This article is included in the Bioconductor gateway.
This article is included in the Cell & Molecular Biology gateway.
This article is included in the RPackage gateway.
This article is included in the Bioinformatics gateway.
transcription-factors, DNA-binding, gene-expression, r-package, bioconductor, workflow
The following changes were made in this revised version of the article:
See the authors' detailed response to the review by Mireia Ramos-Rodríguez
See the authors' detailed response to the review by Shulan Tian and Yan Huihuang
The binding of a transcription factor to a genomic region (e.g., gene promoter) can have the effect of inducing or repressing its expression Latchman1. The binding sites can be identified using ChIP experiments. High through-put ChIP experiments produce hundreds or thousands of binding sites for most factors Johnson et al.2. Therefore, methods to determine which of these sites are true binding sites and whether they are functional or not are needed Ucar et al.3. On the other hand, perturbing the transcription factor by over-expression or knockdown and measuring the gene expression changes provide valuable information on the function of the factor Tran et al.4. Methods exist to integrate the binding data and the factor perturbation gene expression to predict the real target regions (e.g., genes)5,6. This article presents a workflow for using the target package to integrate binding and expression data to predict the shared targets and the combined function of two transcription factors.
To illustrate the utility of this workflow, we applied it to the binding and expression data of the transcription factors YY1 and YY2. We asked whether the two factors cooperate or compete on their shared targets in HeLa cells.
We developed an open-source R/Bioconductor package target to implement BETA for predicting direct transcription factor targets from binding and expression data.

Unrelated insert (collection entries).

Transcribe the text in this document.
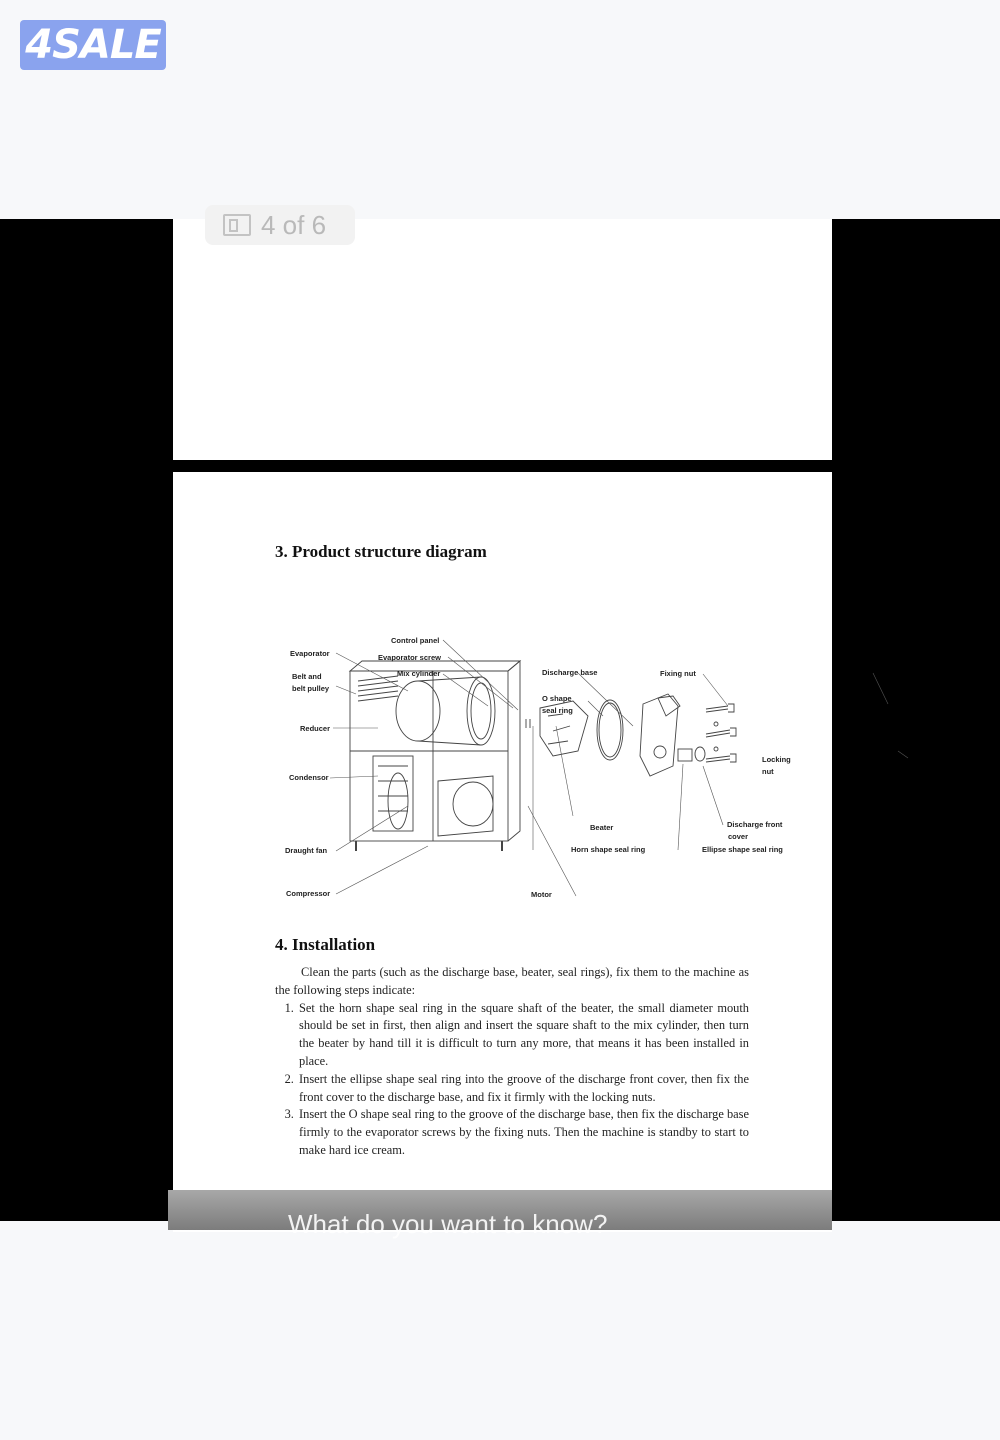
4SALE
4 of 6
3. Product structure diagram
Control panel
Evaporator	Evaporator screw
Mix cylinder
Belt and
belt pulley
Reducer
Condensor
Draught fan
Compressor
Discharge base	Fixing nut
O shape
seal ring
Locking
nut
Beater	Discharge front
cover
Horn shape seal ring	Ellipse shape seal ring
Motor
4. Installation

Clean the parts (such as the discharge base, beater, seal rings), fix them to the machine as the following steps indicate:

1. Set the horn shape seal ring in the square shaft of the beater, the small diameter mouth should be set in first, then align and insert the square shaft to the mix cylinder, then turn the beater by hand till it is difficult to turn any more, that means it has been installed in place.
2. Insert the ellipse shape seal ring into the groove of the discharge front cover, then fix the front cover to the discharge base, and fix it firmly with the locking nuts.
3. Insert the O shape seal ring to the groove of the discharge base, then fix the discharge base firmly to the evaporator screws by the fixing nuts. Then the machine is standby to start to make hard ice cream.
What do you want to know?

The details of the algorithm were described here Wang et al.6. In addition, our implementation extends BETA to apply for factor combinations (Ahmed et al.7). Briefly, we identify the factor potential binding sites by ChIP-sequencing and gene expression under factor perturbation by microarrays or sequencing. Next, we score the peaks based on their distances to the transcription start sites. The sum of the scores of the individual peaks in a certain region of interest is the region’s regulatory potential. The signed statistics (fold-change or t-statistics) from the differential gene expression of the factor perturbation reflect the factor effects. The product of the ranks of the regulatory potential and the signed statistics is the final rank of the regions.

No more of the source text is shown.